Assuming that the first three prongs of this standard are met, we find that this is
not a case that would justify the exercise of our discretion to provide relief. As the
Supreme Court has noted, “Rule 52(b) is permissive, not mandatory.” United States v.
Olano,
507 U.S. 725, 735 (1993). The discretion that Rule 52(b) confers should “be used
sparingly, solely in those circumstances in which a miscarriage of justice would
otherwise result.” United States v. Young,
470 U.S. 1, 15 (1985) (quotation marks
omitted).

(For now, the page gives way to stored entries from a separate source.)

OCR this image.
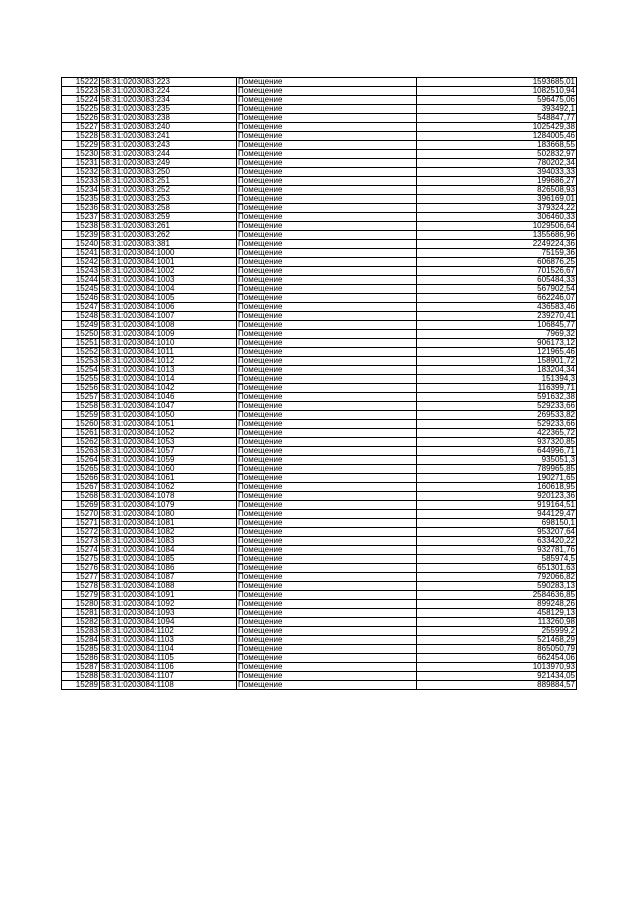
15222	58:31:0203083:223	Помещение	1593685,01
15223	58:31:0203083:224	Помещение	1082510,94
15224	58:31:0203083:234	Помещение	596475,06
15225	58:31:0203083:235	Помещение	393492,1
15226	58:31:0203083:238	Помещение	548847,77
15227	58:31:0203083:240	Помещение	1025429,38
15228	58:31:0203083:241	Помещение	1284005,46
15229	58:31:0203083:243	Помещение	183668,55
15230	58:31:0203083:244	Помещение	502832,97
15231	58:31:0203083:249	Помещение	780202,34
15232	58:31:0203083:250	Помещение	394033,33
15233	58:31:0203083:251	Помещение	199686,27
15234	58:31:0203083:252	Помещение	826508,93
15235	58:31:0203083:253	Помещение	396169,01
15236	58:31:0203083:258	Помещение	379324,22
15237	58:31:0203083:259	Помещение	306460,33
15238	58:31:0203083:261	Помещение	1029506,64
15239	58:31:0203083:262	Помещение	1355686,96
15240	58:31:0203083:381	Помещение	2249224,36
15241	58:31:0203084:1000	Помещение	75159,36
15242	58:31:0203084:1001	Помещение	606876,25
15243	58:31:0203084:1002	Помещение	701526,67
15244	58:31:0203084:1003	Помещение	605484,33
15245	58:31:0203084:1004	Помещение	567902,54
15246	58:31:0203084:1005	Помещение	662246,07
15247	58:31:0203084:1006	Помещение	436583,46
15248	58:31:0203084:1007	Помещение	239270,41
15249	58:31:0203084:1008	Помещение	106845,77
15250	58:31:0203084:1009	Помещение	7969,32
15251	58:31:0203084:1010	Помещение	906173,12
15252	58:31:0203084:1011	Помещение	121965,46
15253	58:31:0203084:1012	Помещение	158901,72
15254	58:31:0203084:1013	Помещение	183204,34
15255	58:31:0203084:1014	Помещение	151394,3
15256	58:31:0203084:1042	Помещение	116399,71
15257	58:31:0203084:1046	Помещение	591632,38
15258	58:31:0203084:1047	Помещение	529233,66
15259	58:31:0203084:1050	Помещение	269533,82
15260	58:31:0203084:1051	Помещение	529233,66
15261	58:31:0203084:1052	Помещение	422365,72
15262	58:31:0203084:1053	Помещение	937320,85
15263	58:31:0203084:1057	Помещение	644996,71
15264	58:31:0203084:1059	Помещение	935051,3
15265	58:31:0203084:1060	Помещение	789965,85
15266	58:31:0203084:1061	Помещение	190271,65
15267	58:31:0203084:1062	Помещение	160618,95
15268	58:31:0203084:1078	Помещение	920123,36
15269	58:31:0203084:1079	Помещение	919164,51
15270	58:31:0203084:1080	Помещение	944129,47
15271	58:31:0203084:1081	Помещение	698150,1
15272	58:31:0203084:1082	Помещение	953207,64
15273	58:31:0203084:1083	Помещение	633420,22
15274	58:31:0203084:1084	Помещение	932781,76
15275	58:31:0203084:1085	Помещение	585974,5
15276	58:31:0203084:1086	Помещение	651301,63
15277	58:31:0203084:1087	Помещение	792066,82
15278	58:31:0203084:1088	Помещение	590283,13
15279	58:31:0203084:1091	Помещение	2584636,85
15280	58:31:0203084:1092	Помещение	899248,26
15281	58:31:0203084:1093	Помещение	458129,13
15282	58:31:0203084:1094	Помещение	113260,98
15283	58:31:0203084:1102	Помещение	255999,2
15284	58:31:0203084:1103	Помещение	521468,29
15285	58:31:0203084:1104	Помещение	865050,79
15286	58:31:0203084:1105	Помещение	662454,06
15287	58:31:0203084:1106	Помещение	1013970,93
15288	58:31:0203084:1107	Помещение	921434,05
15289	58:31:0203084:1108	Помещение	889884,57
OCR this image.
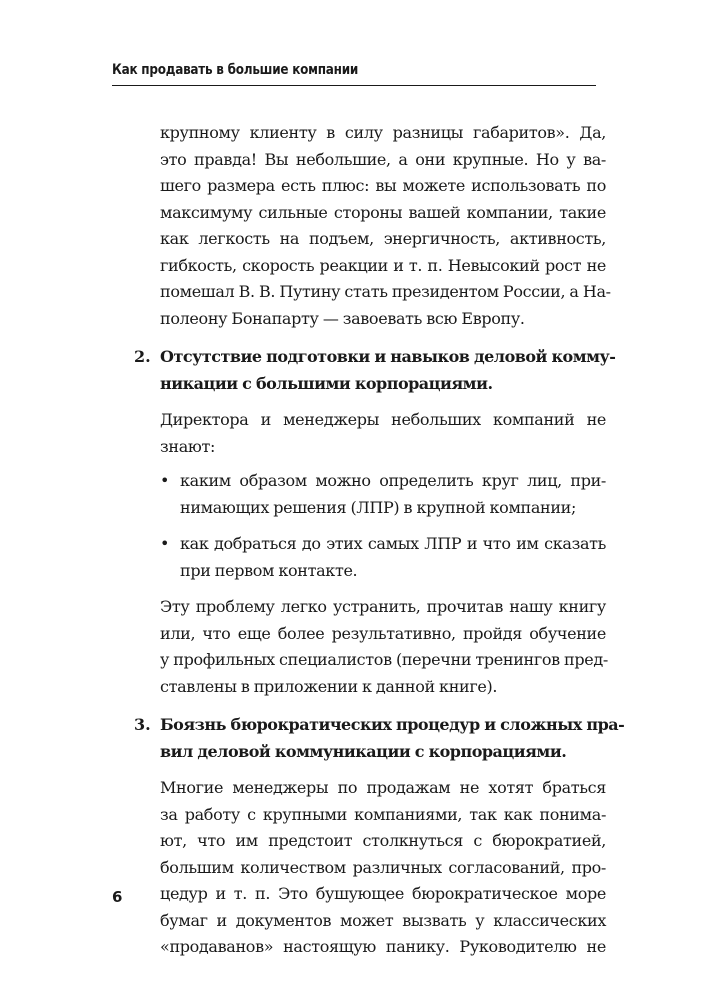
Как продавать в большие компании
крупному клиенту в силу разницы габаритов». Да,
это правда! Вы небольшие, а они крупные. Но у ва-
шего размера есть плюс: вы можете использовать по
максимуму сильные стороны вашей компании, такие
как легкость на подъем, энергичность, активность,
гибкость, скорость реакции и т. п. Невысокий рост не
помешал В. В. Путину стать президентом России, а На-
полеону Бонапарту — завоевать всю Европу.
2. Отсутствие подготовки и навыков деловой комму-
никации с большими корпорациями.
Директора и менеджеры небольших компаний не
знают:
• каким образом можно определить круг лиц, при-
нимающих решения (ЛПР) в крупной компании;
• как добраться до этих самых ЛПР и что им сказать
при первом контакте.
Эту проблему легко устранить, прочитав нашу книгу
или, что еще более результативно, пройдя обучение
у профильных специалистов (перечни тренингов пред-
ставлены в приложении к данной книге).
3. Боязнь бюрократических процедур и сложных пра-
вил деловой коммуникации с корпорациями.
Многие менеджеры по продажам не хотят браться
за работу с крупными компаниями, так как понима-
ют, что им предстоит столкнуться с бюрократией,
большим количеством различных согласований, про-
цедур и т. п. Это бушующее бюрократическое море
бумаг и документов может вызвать у классических
«продаванов» настоящую панику. Руководителю не
6
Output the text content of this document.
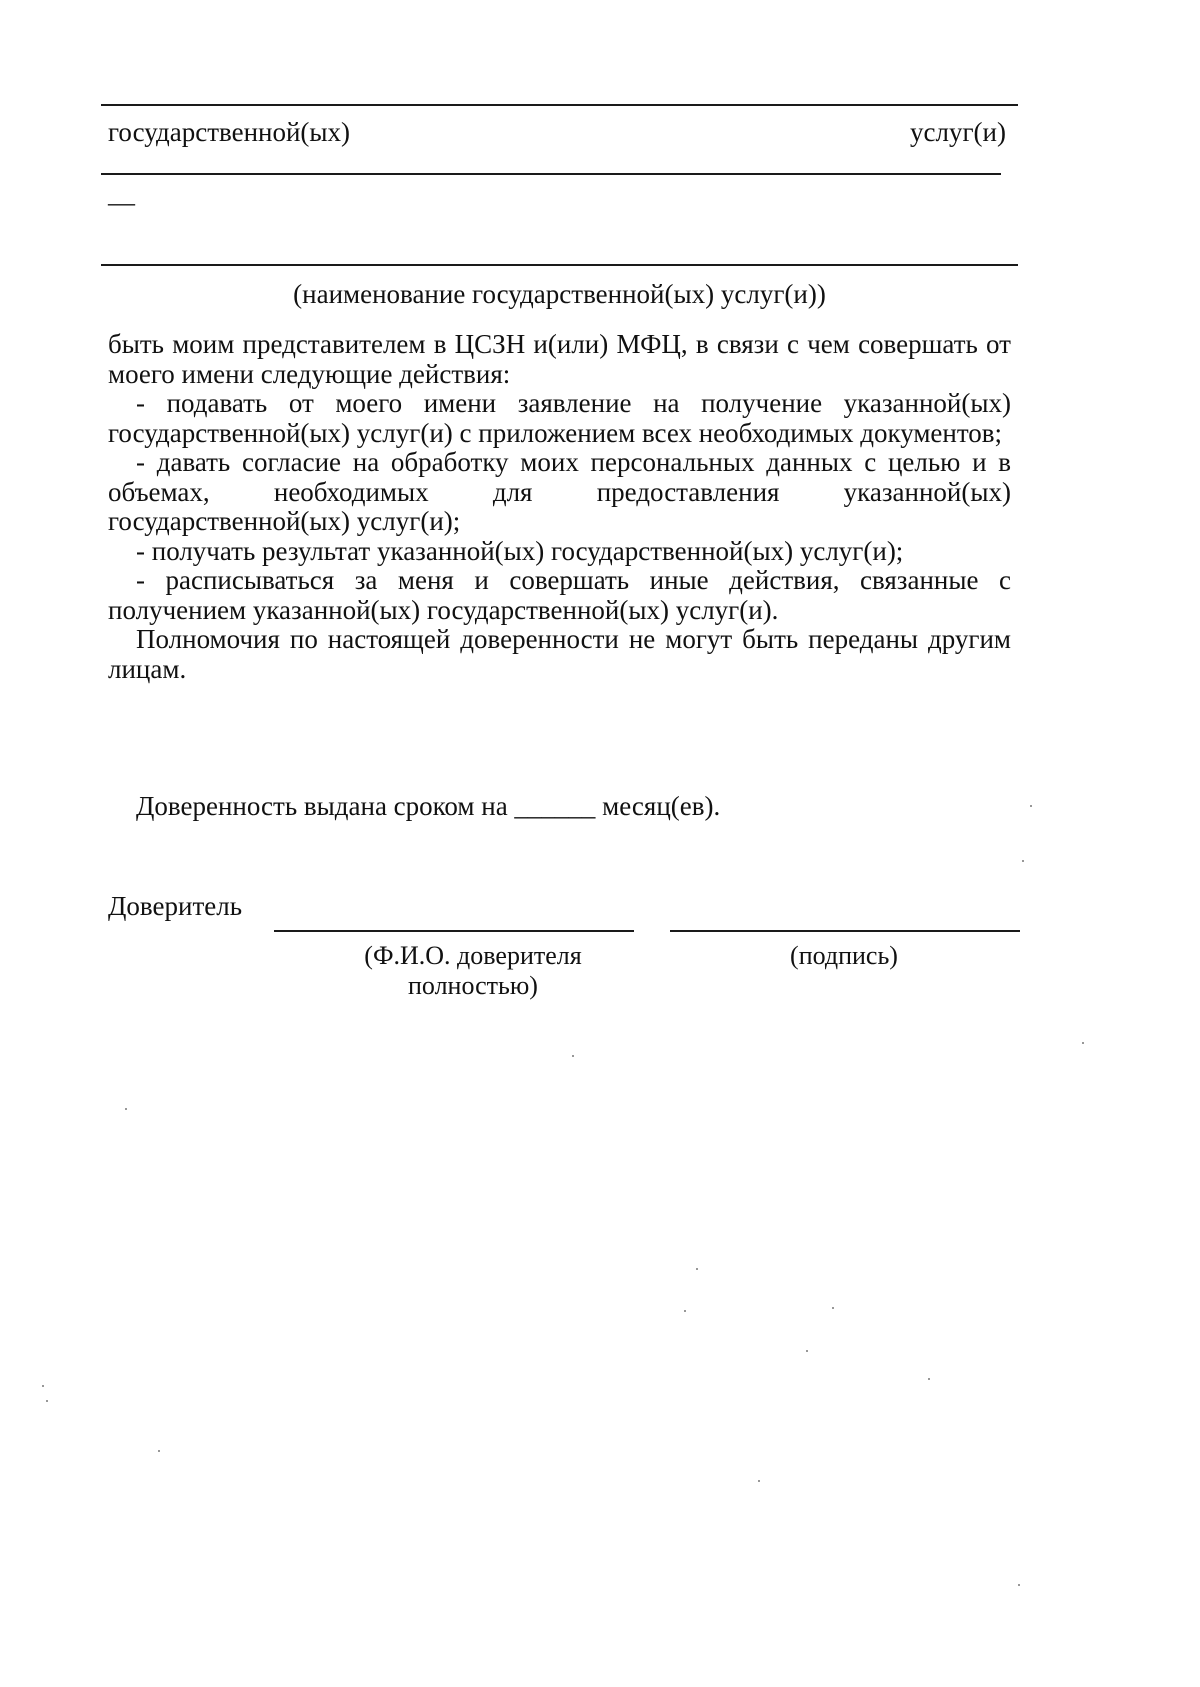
государственной(ых)	услуг(и)
—
(наименование государственной(ых) услуг(и))

быть моим представителем в ЦСЗН и(или) МФЦ, в связи с чем совершать от моего имени следующие действия:

- подавать от моего имени заявление на получение указанной(ых) государственной(ых) услуг(и) с приложением всех необходимых документов;

- давать согласие на обработку моих персональных данных с целью и в объемах, необходимых для предоставления указанной(ых) государственной(ых) услуг(и);

- получать результат указанной(ых) государственной(ых) услуг(и);

- расписываться за меня и совершать иные действия, связанные с получением указанной(ых) государственной(ых) услуг(и).

Полномочия по настоящей доверенности не могут быть переданы другим лицам.

Доверенность выдана сроком на ______ месяц(ев).
Доверитель
(Ф.И.О. доверителя полностью)
(подпись)
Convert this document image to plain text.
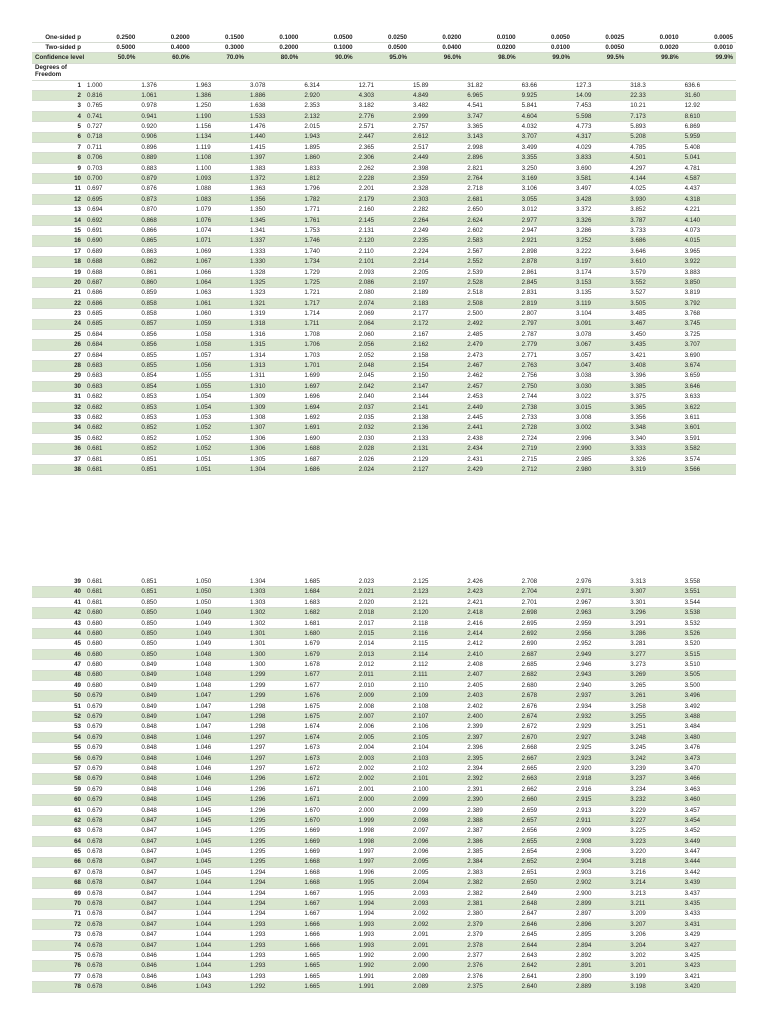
One-sided p	0.2500	0.2000	0.1500	0.1000	0.0500	0.0250	0.0200	0.0100	0.0050	0.0025	0.0010	0.0005
Two-sided p	0.5000	0.4000	0.3000	0.2000	0.1000	0.0500	0.0400	0.0200	0.0100	0.0050	0.0020	0.0010
Confidence level	50.0%	60.0%	70.0%	80.0%	90.0%	95.0%	96.0%	98.0%	99.0%	99.5%	99.8%	99.9%
Degrees of Freedom												
1	1.000	1.376	1.963	3.078	6.314	12.71	15.89	31.82	63.66	127.3	318.3	636.6
2	0.816	1.061	1.386	1.886	2.920	4.303	4.849	6.965	9.925	14.09	22.33	31.60
3	0.765	0.978	1.250	1.638	2.353	3.182	3.482	4.541	5.841	7.453	10.21	12.92
4	0.741	0.941	1.190	1.533	2.132	2.776	2.999	3.747	4.604	5.598	7.173	8.610
5	0.727	0.920	1.156	1.476	2.015	2.571	2.757	3.365	4.032	4.773	5.893	6.869
6	0.718	0.906	1.134	1.440	1.943	2.447	2.612	3.143	3.707	4.317	5.208	5.959
7	0.711	0.896	1.119	1.415	1.895	2.365	2.517	2.998	3.499	4.029	4.785	5.408
8	0.706	0.889	1.108	1.397	1.860	2.306	2.449	2.896	3.355	3.833	4.501	5.041
9	0.703	0.883	1.100	1.383	1.833	2.262	2.398	2.821	3.250	3.690	4.297	4.781
10	0.700	0.879	1.093	1.372	1.812	2.228	2.359	2.764	3.169	3.581	4.144	4.587
11	0.697	0.876	1.088	1.363	1.796	2.201	2.328	2.718	3.106	3.497	4.025	4.437
12	0.695	0.873	1.083	1.356	1.782	2.179	2.303	2.681	3.055	3.428	3.930	4.318
13	0.694	0.870	1.079	1.350	1.771	2.160	2.282	2.650	3.012	3.372	3.852	4.221
14	0.692	0.868	1.076	1.345	1.761	2.145	2.264	2.624	2.977	3.326	3.787	4.140
15	0.691	0.866	1.074	1.341	1.753	2.131	2.249	2.602	2.947	3.286	3.733	4.073
16	0.690	0.865	1.071	1.337	1.746	2.120	2.235	2.583	2.921	3.252	3.686	4.015
17	0.689	0.863	1.069	1.333	1.740	2.110	2.224	2.567	2.898	3.222	3.646	3.965
18	0.688	0.862	1.067	1.330	1.734	2.101	2.214	2.552	2.878	3.197	3.610	3.922
19	0.688	0.861	1.066	1.328	1.729	2.093	2.205	2.539	2.861	3.174	3.579	3.883
20	0.687	0.860	1.064	1.325	1.725	2.086	2.197	2.528	2.845	3.153	3.552	3.850
21	0.686	0.859	1.063	1.323	1.721	2.080	2.189	2.518	2.831	3.135	3.527	3.819
22	0.686	0.858	1.061	1.321	1.717	2.074	2.183	2.508	2.819	3.119	3.505	3.792
23	0.685	0.858	1.060	1.319	1.714	2.069	2.177	2.500	2.807	3.104	3.485	3.768
24	0.685	0.857	1.059	1.318	1.711	2.064	2.172	2.492	2.797	3.091	3.467	3.745
25	0.684	0.856	1.058	1.316	1.708	2.060	2.167	2.485	2.787	3.078	3.450	3.725
26	0.684	0.856	1.058	1.315	1.706	2.056	2.162	2.479	2.779	3.067	3.435	3.707
27	0.684	0.855	1.057	1.314	1.703	2.052	2.158	2.473	2.771	3.057	3.421	3.690
28	0.683	0.855	1.056	1.313	1.701	2.048	2.154	2.467	2.763	3.047	3.408	3.674
29	0.683	0.854	1.055	1.311	1.699	2.045	2.150	2.462	2.756	3.038	3.396	3.659
30	0.683	0.854	1.055	1.310	1.697	2.042	2.147	2.457	2.750	3.030	3.385	3.646
31	0.682	0.853	1.054	1.309	1.696	2.040	2.144	2.453	2.744	3.022	3.375	3.633
32	0.682	0.853	1.054	1.309	1.694	2.037	2.141	2.449	2.738	3.015	3.365	3.622
33	0.682	0.853	1.053	1.308	1.692	2.035	2.138	2.445	2.733	3.008	3.356	3.611
34	0.682	0.852	1.052	1.307	1.691	2.032	2.136	2.441	2.728	3.002	3.348	3.601
35	0.682	0.852	1.052	1.306	1.690	2.030	2.133	2.438	2.724	2.996	3.340	3.591
36	0.681	0.852	1.052	1.306	1.688	2.028	2.131	2.434	2.719	2.990	3.333	3.582
37	0.681	0.851	1.051	1.305	1.687	2.026	2.129	2.431	2.715	2.985	3.326	3.574
38	0.681	0.851	1.051	1.304	1.686	2.024	2.127	2.429	2.712	2.980	3.319	3.566
39	0.681	0.851	1.050	1.304	1.685	2.023	2.125	2.426	2.708	2.976	3.313	3.558
40	0.681	0.851	1.050	1.303	1.684	2.021	2.123	2.423	2.704	2.971	3.307	3.551
41	0.681	0.850	1.050	1.303	1.683	2.020	2.121	2.421	2.701	2.967	3.301	3.544
42	0.680	0.850	1.049	1.302	1.682	2.018	2.120	2.418	2.698	2.963	3.296	3.538
43	0.680	0.850	1.049	1.302	1.681	2.017	2.118	2.416	2.695	2.959	3.291	3.532
44	0.680	0.850	1.049	1.301	1.680	2.015	2.116	2.414	2.692	2.956	3.286	3.526
45	0.680	0.850	1.049	1.301	1.679	2.014	2.115	2.412	2.690	2.952	3.281	3.520
46	0.680	0.850	1.048	1.300	1.679	2.013	2.114	2.410	2.687	2.949	3.277	3.515
47	0.680	0.849	1.048	1.300	1.678	2.012	2.112	2.408	2.685	2.946	3.273	3.510
48	0.680	0.849	1.048	1.299	1.677	2.011	2.111	2.407	2.682	2.943	3.269	3.505
49	0.680	0.849	1.048	1.299	1.677	2.010	2.110	2.405	2.680	2.940	3.265	3.500
50	0.679	0.849	1.047	1.299	1.676	2.009	2.109	2.403	2.678	2.937	3.261	3.496
51	0.679	0.849	1.047	1.298	1.675	2.008	2.108	2.402	2.676	2.934	3.258	3.492
52	0.679	0.849	1.047	1.298	1.675	2.007	2.107	2.400	2.674	2.932	3.255	3.488
53	0.679	0.848	1.047	1.298	1.674	2.006	2.106	2.399	2.672	2.929	3.251	3.484
54	0.679	0.848	1.046	1.297	1.674	2.005	2.105	2.397	2.670	2.927	3.248	3.480
55	0.679	0.848	1.046	1.297	1.673	2.004	2.104	2.396	2.668	2.925	3.245	3.476
56	0.679	0.848	1.046	1.297	1.673	2.003	2.103	2.395	2.667	2.923	3.242	3.473
57	0.679	0.848	1.046	1.297	1.672	2.002	2.102	2.394	2.665	2.920	3.239	3.470
58	0.679	0.848	1.046	1.296	1.672	2.002	2.101	2.392	2.663	2.918	3.237	3.466
59	0.679	0.848	1.046	1.296	1.671	2.001	2.100	2.391	2.662	2.916	3.234	3.463
60	0.679	0.848	1.045	1.296	1.671	2.000	2.099	2.390	2.660	2.915	3.232	3.460
61	0.679	0.848	1.045	1.296	1.670	2.000	2.099	2.389	2.659	2.913	3.229	3.457
62	0.678	0.847	1.045	1.295	1.670	1.999	2.098	2.388	2.657	2.911	3.227	3.454
63	0.678	0.847	1.045	1.295	1.669	1.998	2.097	2.387	2.656	2.909	3.225	3.452
64	0.678	0.847	1.045	1.295	1.669	1.998	2.096	2.386	2.655	2.908	3.223	3.449
65	0.678	0.847	1.045	1.295	1.669	1.997	2.096	2.385	2.654	2.906	3.220	3.447
66	0.678	0.847	1.045	1.295	1.668	1.997	2.095	2.384	2.652	2.904	3.218	3.444
67	0.678	0.847	1.045	1.294	1.668	1.996	2.095	2.383	2.651	2.903	3.216	3.442
68	0.678	0.847	1.044	1.294	1.668	1.995	2.094	2.382	2.650	2.902	3.214	3.439
69	0.678	0.847	1.044	1.294	1.667	1.995	2.093	2.382	2.649	2.900	3.213	3.437
70	0.678	0.847	1.044	1.294	1.667	1.994	2.093	2.381	2.648	2.899	3.211	3.435
71	0.678	0.847	1.044	1.294	1.667	1.994	2.092	2.380	2.647	2.897	3.209	3.433
72	0.678	0.847	1.044	1.293	1.666	1.993	2.092	2.379	2.646	2.896	3.207	3.431
73	0.678	0.847	1.044	1.293	1.666	1.993	2.091	2.379	2.645	2.895	3.206	3.429
74	0.678	0.847	1.044	1.293	1.666	1.993	2.091	2.378	2.644	2.894	3.204	3.427
75	0.678	0.846	1.044	1.293	1.665	1.992	2.090	2.377	2.643	2.892	3.202	3.425
76	0.678	0.846	1.044	1.293	1.665	1.992	2.090	2.376	2.642	2.891	3.201	3.423
77	0.678	0.846	1.043	1.293	1.665	1.991	2.089	2.376	2.641	2.890	3.199	3.421
78	0.678	0.846	1.043	1.292	1.665	1.991	2.089	2.375	2.640	2.889	3.198	3.420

Any “unwarranted extension of this exacting definition of plain error would
skew the Rule’s careful balancing” of the need to encourage vigilance on the part of
defendants “against our insistence that obvious injustice be promptly redressed.”
Id.
(quotation marks omitted). “[A] reflexive inclination by appellate courts to reverse
because of unpreserved error would be fatal,” given the reality that “errors are a constant
in the trial process” and that most of these errors “do not much matter.” Puckett v.
United States,
556 U.S. 129, 134 (2009).
The only injury that Arreola-Ariza complains of is the imposition of a $1,000 fine
based on a mistaken understanding of the effect of the fine. Even if that is the case,
though, the District Court did understand that the training opportunities from which he
hoped Arreola-Ariza might benefit were available at the discretion of the Bureau of
5
Prisons. App. 77. Additionally, he stated that those possible opportunities were only
“part” of the basis for the below-Guidelines fine that he imposed. App. 78. Moreover,
Arreola-Ariza admits that he is required to participate in the Bureau’s inmate financial
responsibility program, and this provides him with an opportunity to obtain income to
pay the fine. Arreola-Ariza Br. 19. The imposition of the fine in this case does not
constitute a miscarriage of justice, and so we decline to exercise our authority to provide
relief.
III.
For the foregoing reasons, we will affirm the judgment of the District Court.